For big box retail stores, it's not only the levelness and flatness of a floor that counts, it's also the ability of a floor to reflect light that matters. The trend for large retail stores is to leave the concrete exposed, making it the surface finish. Increasingly, floors also are being integrally colored, burnished, and polished.

Rick Smith, vice president of operations and a senior consultant with Structural Services Inc. (SSI), Richardson, Texas, says that owners are more concerned now about the reflectance of floors because lighting and maintenance costs become lower and glossy-looking floors have customer appeal. The challenge for contractors is to achieve, protect, and maintain the specified level of reflectiveness during the construction process and the challenge for owners is to maintain the delivered reflectiveness over time.

Measuring reflectance

Measuring reflectance is done with glossmeters—electronic devices that emit infrared signals that are then treated mathematically to provide numbers that correspond to how well light is reflected from a surface. They are used to provide information about a wide variety of materials and manufactured products. Glossmeters usually include memory in them so that several readings can be plotted and statically averaged. To take a reading, the instrument is held against a flat concrete surface and a reading is captured at a specified angle (typically 30 degrees) to the horizontal surface. The gloss measurements are captured within a sealed collection point under the gloss meter and are independent of the ambient light source and intensity if the measurement unit is tight to the concrete surface. The number it reports falls within a range between 0 and 100. Smith says their retail clients' desire readings of 40 and higher. A freshly waxed vinyl composite tile (VCT) floor might exhibit gloss around 75, which is precisely the look retailers are attempting to generate with concrete floors. As a general rule, flatter dense surfaces are more reflective and achieve higher numbers.

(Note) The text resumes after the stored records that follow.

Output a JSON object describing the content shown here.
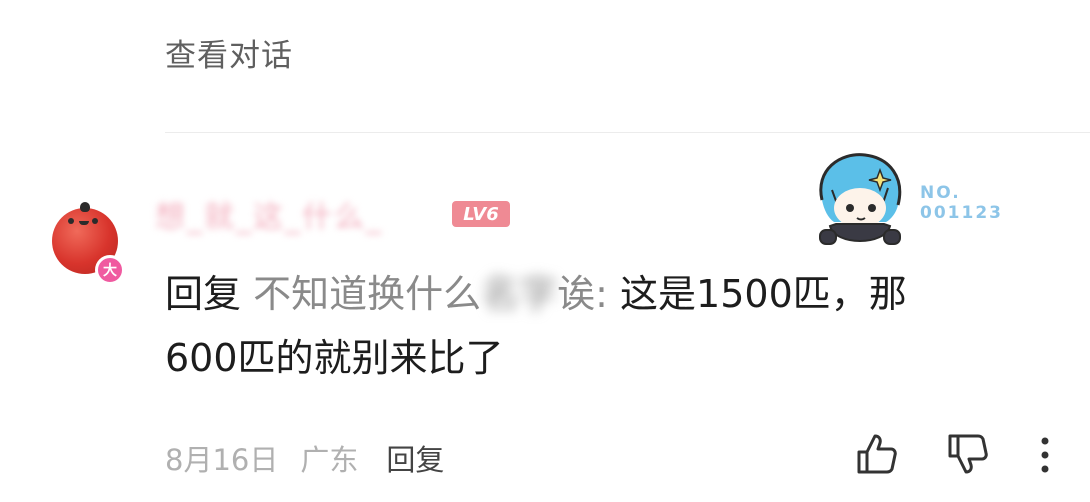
{
  "header": {
    "view_conversation": "查看对话"
  },
  "comment": {
    "avatar_badge": "大",
    "username": "想_就_这_什么_",
    "level": "LV6",
    "reply_prefix": "回复",
    "reply_to_visible_start": "不知道换什么",
    "reply_to_blurred": "名字",
    "reply_to_visible_end": "诶:",
    "content_line1": " 这是1500匹，那",
    "content_line2": "600匹的就别来比了",
    "date": "8月16日",
    "location": "广东",
    "reply_button": "回复",
    "sticker_label_line1": "NO.",
    "sticker_label_line2": "001123"
  },
  "colors": {
    "username": "#f3aebd",
    "level_badge": "#ef8a94",
    "avatar": "#d8342c",
    "badge": "#f05aa0",
    "sticker_text": "#8dc5e8"
  },
  "icons": [
    "apple-avatar-icon",
    "thumbs-up-icon",
    "thumbs-down-icon",
    "more-vertical-icon"
  ]
}
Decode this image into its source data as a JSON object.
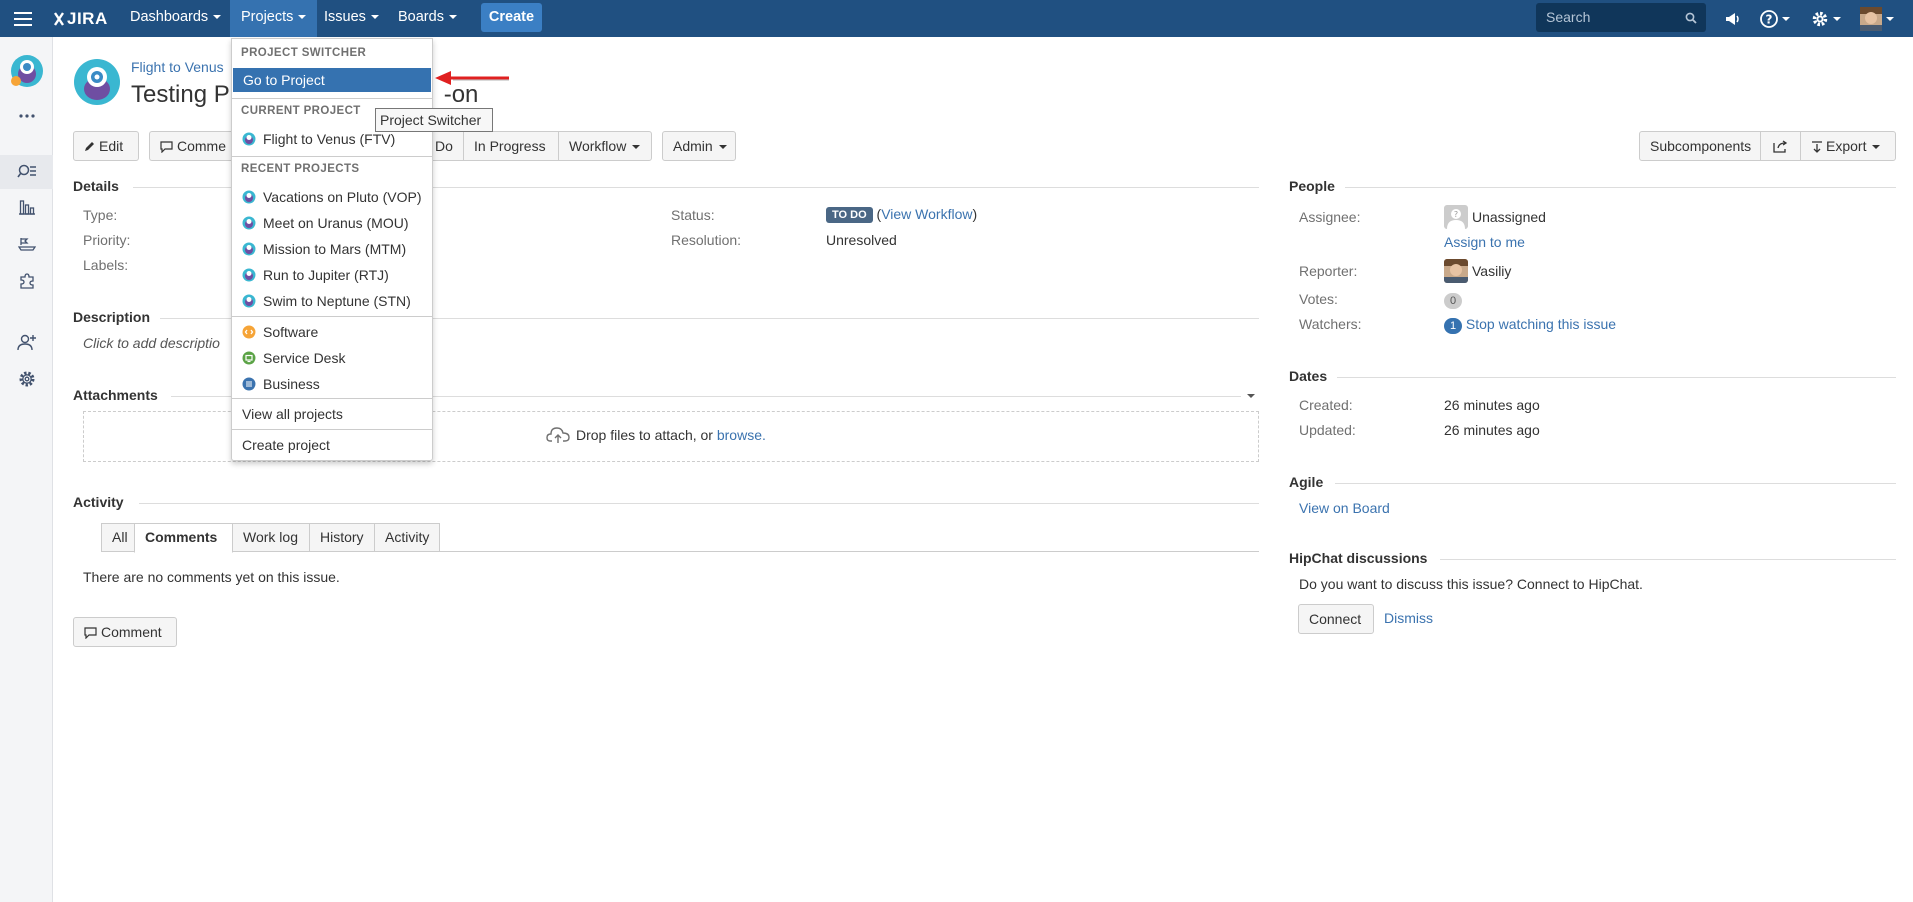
{
  "header": {
    "menu": [
      "Dashboards",
      "Projects",
      "Issues",
      "Boards"
    ],
    "create_label": "Create",
    "search_placeholder": "Search",
    "logo_text": "JIRA"
  },
  "breadcrumb": "Flight to Venus",
  "issue_title_start": "Testing P",
  "issue_title_end": "-on",
  "toolbar": {
    "edit": "Edit",
    "comment": "Comme",
    "todo_partial": "Do",
    "in_progress": "In Progress",
    "workflow": "Workflow",
    "admin": "Admin",
    "subcomponents": "Subcomponents",
    "export": "Export"
  },
  "details": {
    "heading": "Details",
    "type_label": "Type:",
    "priority_label": "Priority:",
    "labels_label": "Labels:",
    "status_label": "Status:",
    "status_value": "TO DO",
    "view_workflow": "View Workflow",
    "resolution_label": "Resolution:",
    "resolution_value": "Unresolved"
  },
  "description": {
    "heading": "Description",
    "placeholder": "Click to add descriptio"
  },
  "attachments": {
    "heading": "Attachments",
    "drop_text": "Drop files to attach, or",
    "browse": "browse."
  },
  "activity": {
    "heading": "Activity",
    "tabs": [
      "All",
      "Comments",
      "Work log",
      "History",
      "Activity"
    ],
    "active_tab": "Comments",
    "empty": "There are no comments yet on this issue.",
    "comment_button": "Comment"
  },
  "people": {
    "heading": "People",
    "assignee_label": "Assignee:",
    "assignee_value": "Unassigned",
    "assign_to_me": "Assign to me",
    "reporter_label": "Reporter:",
    "reporter_value": "Vasiliy",
    "votes_label": "Votes:",
    "votes_count": "0",
    "watchers_label": "Watchers:",
    "watchers_count": "1",
    "watch_link": "Stop watching this issue"
  },
  "dates": {
    "heading": "Dates",
    "created_label": "Created:",
    "created_value": "26 minutes ago",
    "updated_label": "Updated:",
    "updated_value": "26 minutes ago"
  },
  "agile": {
    "heading": "Agile",
    "link": "View on Board"
  },
  "hipchat": {
    "heading": "HipChat discussions",
    "text": "Do you want to discuss this issue? Connect to HipChat.",
    "connect": "Connect",
    "dismiss": "Dismiss"
  },
  "projects_menu": {
    "switcher_heading": "PROJECT SWITCHER",
    "go_to_project": "Go to Project",
    "current_heading": "CURRENT PROJECT",
    "current_project": "Flight to Venus (FTV)",
    "recent_heading": "RECENT PROJECTS",
    "recent": [
      "Vacations on Pluto (VOP)",
      "Meet on Uranus (MOU)",
      "Mission to Mars (MTM)",
      "Run to Jupiter (RTJ)",
      "Swim to Neptune (STN)"
    ],
    "types": [
      {
        "label": "Software",
        "color": "#f6a437"
      },
      {
        "label": "Service Desk",
        "color": "#5ba346"
      },
      {
        "label": "Business",
        "color": "#3b73af"
      }
    ],
    "view_all": "View all projects",
    "create_project": "Create project"
  },
  "tooltip": "Project Switcher",
  "colors": {
    "header_bg": "#205081",
    "link": "#3b73af",
    "highlight": "#3572b0",
    "status_lozenge": "#4a6785",
    "annotation_arrow": "#e02020"
  }
}
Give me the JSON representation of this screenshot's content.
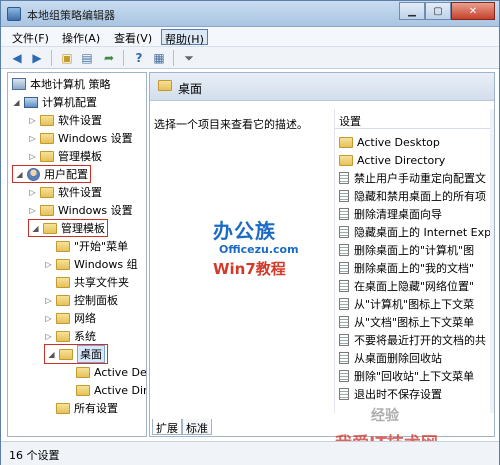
{
  "window": {
    "title": "本地组策略编辑器"
  },
  "menu": [
    "文件(F)",
    "操作(A)",
    "查看(V)",
    "帮助(H)"
  ],
  "tree": {
    "root": "本地计算机 策略",
    "computer_config": "计算机配置",
    "cc_children": [
      "软件设置",
      "Windows 设置",
      "管理模板"
    ],
    "user_config": "用户配置",
    "uc_children": [
      "软件设置",
      "Windows 设置"
    ],
    "admin_templates": "管理模板",
    "at_children": [
      "\"开始\"菜单",
      "Windows 组",
      "共享文件夹",
      "控制面板",
      "网络",
      "系统"
    ],
    "desktop": "桌面",
    "desktop_children": [
      "Active De",
      "Active Dir"
    ],
    "all_settings": "所有设置"
  },
  "right": {
    "header_title": "桌面",
    "description": "选择一个项目来查看它的描述。",
    "settings_header": "设置",
    "settings": [
      {
        "label": "Active Desktop",
        "icon": "folder"
      },
      {
        "label": "Active Directory",
        "icon": "folder"
      },
      {
        "label": "禁止用户手动重定向配置文",
        "icon": "doc"
      },
      {
        "label": "隐藏和禁用桌面上的所有项",
        "icon": "doc"
      },
      {
        "label": "删除清理桌面向导",
        "icon": "doc"
      },
      {
        "label": "隐藏桌面上的 Internet Exp",
        "icon": "doc"
      },
      {
        "label": "删除桌面上的\"计算机\"图",
        "icon": "doc"
      },
      {
        "label": "删除桌面上的\"我的文档\"",
        "icon": "doc"
      },
      {
        "label": "在桌面上隐藏\"网络位置\"",
        "icon": "doc"
      },
      {
        "label": "从\"计算机\"图标上下文菜",
        "icon": "doc"
      },
      {
        "label": "从\"文档\"图标上下文菜单",
        "icon": "doc"
      },
      {
        "label": "不要将最近打开的文档的共",
        "icon": "doc"
      },
      {
        "label": "从桌面删除回收站",
        "icon": "doc"
      },
      {
        "label": "删除\"回收站\"上下文菜单",
        "icon": "doc"
      },
      {
        "label": "退出时不保存设置",
        "icon": "doc"
      }
    ],
    "tabs": [
      "扩展",
      "标准"
    ]
  },
  "watermarks": {
    "logo": "办公族",
    "site": "Officezu.com",
    "win7": "Win7教程",
    "bottom": "我爱IT技术网",
    "exp": "经验"
  },
  "status": "16 个设置"
}
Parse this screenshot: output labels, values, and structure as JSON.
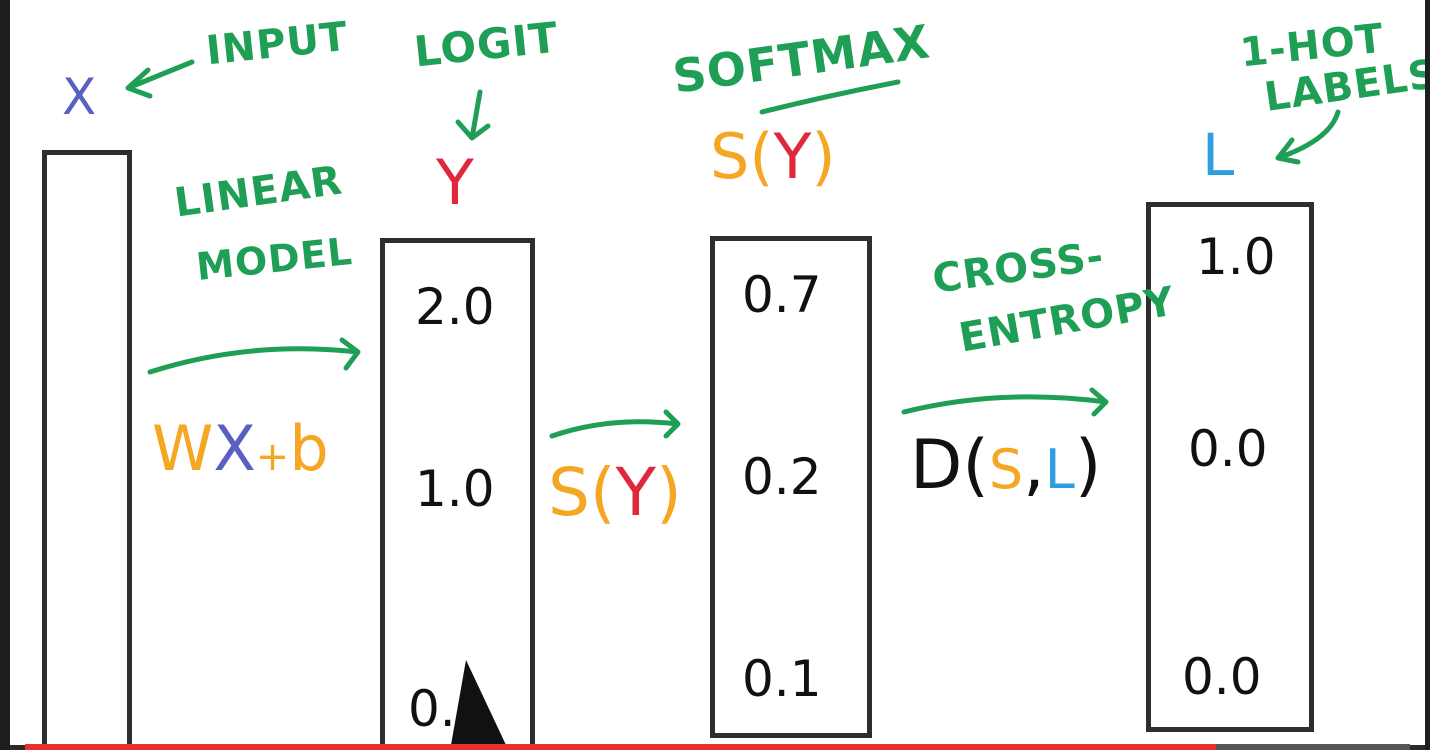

Measuring reflectiveness during the construction process is relatively new and information is beginning to accumulate that will help to determine what improves and maintains, and what reduces reflectiveness. SSI takes measurements after troweling operations are complete, after wet curing blankets are removed, when the curing residue is removed, after liquid chemical treatments are applied, and when scrubbing and polishing steps are completed just prior to owner possession. The collection procedures are easy. Three random readings per column bay are collected and averaged to achieve a score. Each bay must achieve the specified overall gloss value (SOGV) for the project or the surface may be scrubbed and high-speed burnished until it complies with the specification. No single reading may fall below the minimum local gloss value (MLGV)—the lowest quality of gloss that the client expects.

What affects gloss numbers

Here are some of Smith's observations about what improves and reduces scores:

  • The mixture design must provide the finisher with uniform, predictable setting characteristics and sufficient paste to facilitate a dense burnished surface.
  • Reasonable ambient conditions during placement, including temperature, humidity, wind velocity, air quality, and lighting, are specified to support the finisher's efforts.
  • The floor must be burnished by the finisher and exhibit obvious gloss at the conclusion of final troweling. Gloss values in the 10 to 30 range appear to setup the project for higher ultimate gloss values. Lower gloss values may require more intensive scrubbing, high-speed burnishing, or potentially dry or wet diamond polishing to meet the clients' expectations. The skill and dedication of the finisher is very important to the result.
  • Proper cleaning of the floor slab concurrent with wet curing blanket removal sets the stage for optimum densifier application, penetration, and chemical reaction.
  • Using soft bristle brushes (compared to hard bristles common to the maintenance industry), soft janitorial pads, or diamond impregnated janitorial pads for final scrubbing and high-speed burnishing increases gloss readings.
  • Chemically or physically aggressive environments or inappropriate maintenance equipment, chemicals, or procedures have a negative impact on long-term gloss scores.

Similar to the way that the F-Number System changed the industry for the better, gloss values may soon be used by contractors as a tool to differentiate themselves from their competition and by owners as a nonsubjective measure for compliance. The idea that floors can be cast and finished with fewer people in less time is counter-productive when architectural slabs with high-gloss expectations are specified. A hard-troweled floor with proper attention given to the details will get the best numbers and repeat customers.